Şentop, Meclis'in daha verimli çalışmasını, daha iyi hizmet etmesini sağlayacak ve yeni sistemle bütünleşmiş bir içtüzük hazırlanması gerektiğini bildirdi.
TBMM komisyonların, Meclis'in mutfağı olduğunu dile getiren Şentop, şunları aktardı:
"Yemek orada hazırlanır, pişirilir. Genel Kurul bunun sunulma aşamasıdır. Esas görüşmeler, komisyonda yapılır. Bizim içtüzüğümüz bunu sağlamıyor, eski sisteme göre hazırlanmış olduğu için. O zaman mutfak farklı bir yerdeydi; Başbakanlıktaydı. Bütün hazırlıklar yapılıp, bunlar bir tasarı halinde hükümet önerisi olarak Meclis'e geldiği için mutfak oradaydı. O mutfak şimdi kapandı. Meclis'te iyi çalışan bir mutfağın oluşturulması lazım. Yeterli sayıda personelimiz, bu konuda çalışan çok uzman arkadaşlarımız var. Bunun için bir içtüzük değişikliğine ihtiyacımız var. Ben yeni bir içtüzükle bu konuların aşılabileceğini düşünüyorum."
- "Birleşmiş Milletlerin yeniden yapılanmasını istiyoruz"
TBMM'nin, diğer ülke parlamentolarıyla ilişkilerine yönelik soruyu Şentop, şöyle yanıtladı:
"Dünya çok önemli bir değişimin eşiğinde. Daha önceki açıklama modellerimiz, daha önceki bildiklerimiz bizim karşılaştığımız olayları izah ettiğimizde bizim işimize yaramıyor.

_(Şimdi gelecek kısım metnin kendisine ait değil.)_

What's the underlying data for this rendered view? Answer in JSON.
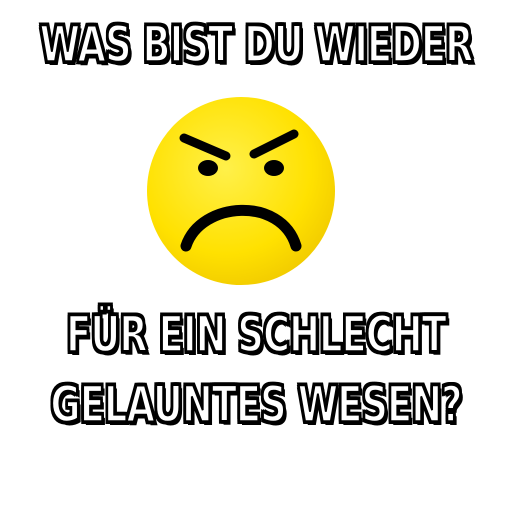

Barış için ortaya çıkmış olan Birleşmiş Milletler barışı sağlayamıyor. Güvenlik Konseyi neden karar alamıyor? Savaşan taraflardan birisi daimi üye. Rusya-Ukrayna Savaşı çok açık bir şekilde Birleşmiş Milletlerin işe yaramayabileceğini gösterdi. Birleşmiş Milletlerin yeniden yapılanmasını istiyoruz."
- "Sadece sizin vatandaşlarınız mı insan?
TBMM Başkanı Mustafa Şentop, bazı ülkelerin Türkiye için yaptığı güvenlik uyarılarına ilişkin, "Şimdi siz, bir yabancı ülke, kendi vatandaşlarınızı ikaz ediyorsunuz. Bir risk, tehdit görüyorsanız, bu nasıl bir insani yaklaşım olabilir?" diye sordu.
Gerçekten bir tehdit görülmüşse, Türkiye'nin ikaz edilmesi gerektiğini vurgulayan Şentop, "Bunu yapmıyorlar. Gerçekten bir risk varsa bunu ilgili birimlerimizle paylaşırsınız. Türkiye'de yaşayan, insan değil mi sadece sizin vatandaşlarınız mı insan, niye sadece kendi vatandaşlarınızı ikaz ediyorsunuz?" sorularını yöneltti.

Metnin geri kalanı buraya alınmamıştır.